I've always loved guys' songs. When I'm cutting an album, songwriters pretty much know not to send me a female demo because I'm more attracted to male vocals and a male song. I'm not crazy about "poor little me" songs. My past pretty much speaks to the fact that I like strong men's songs and I turn them into strong women's songs. It seems to work for me. Women have the same needs, desires and pain as men do.
Do you consider this record a tribute to your father? [Tucker's father/manager, Beau Tucker, died in November 2006.]
I know that my dad would have loved for me to do these songs. He introduced me to this music back when I was a kid and I'm hoping he would have approved of this record. All the people at Time Life were interested in my ideas for the packaging of the record. I think it's the best packaging I've ever had. I'm holding my Dad's hat on the album cover, and that was a special thing for me. I've really had a hard time with [his death]. I don't think I've really come to terms with it yet. When you feel that way, you don't feel like doing anything, especially singing. So this record was a way to pay tribute to him.
What is happening with your TLC reality show, "Tuckerville"?
It's called "Tuckertime" now.

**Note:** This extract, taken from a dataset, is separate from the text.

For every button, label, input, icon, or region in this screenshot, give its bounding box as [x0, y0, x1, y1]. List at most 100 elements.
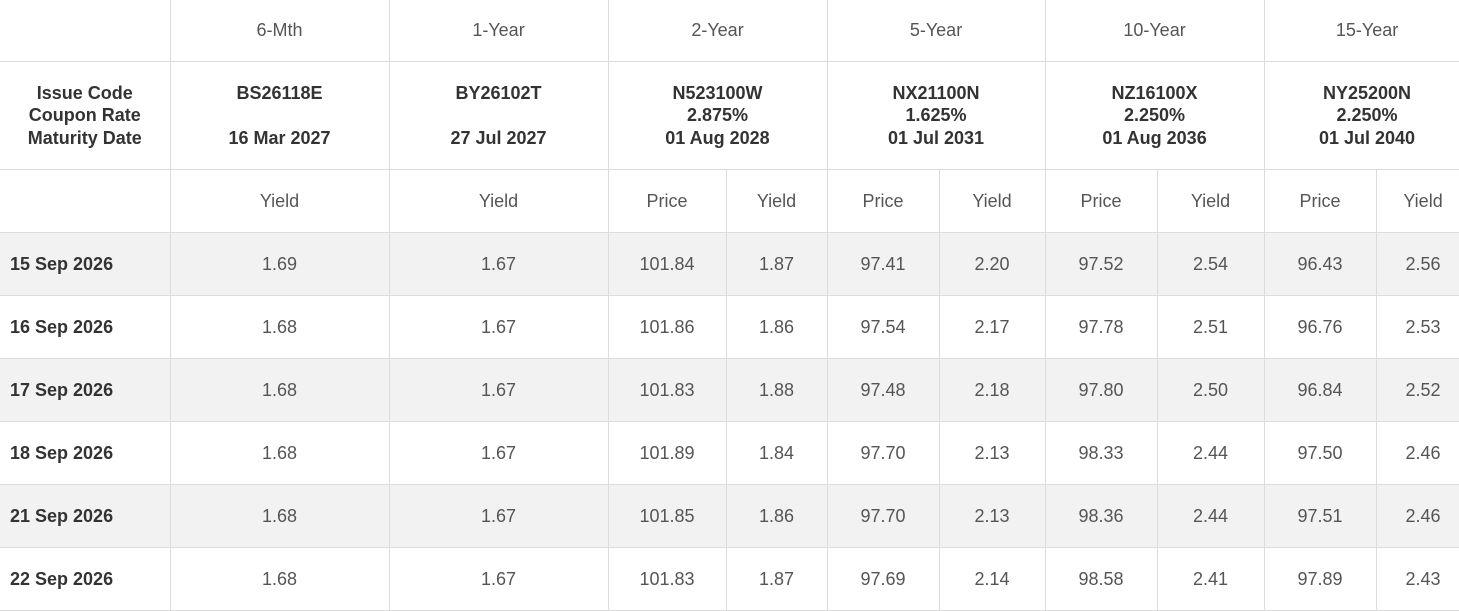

I almost have six shows ready to go. We are looking for another network. Several people are looking at it right now. We've got lots of footage. It shows our move out of our Tuckerville ranch in Nashville and how hard that was. Then going out to L.A. we had a six-vehicle caravan, and it shows all our trials and tribulations on the way, and of course, being in Malibu and living there.
You became a major star when you were in your teens. Do you have any advice for current teen queen Taylor Swift?
I'd say, "Keep on doing what you're doing. You're doing a great job. And keep on writing, because if you decide you don't want to sing anymore, you'll have that writing money coming in and you won't have to worry about nothing."
What are your goals for the future?
I plan to do more songwriting. Harlan Howard always told me I was "a writer trying to get out of a singer's body," and maybe he's right. I've got a lot of songs in me, hits to be written, and I hope I get the chance to do it. I hope the business gives me the chance. If they don't, I'm going to take it anyway.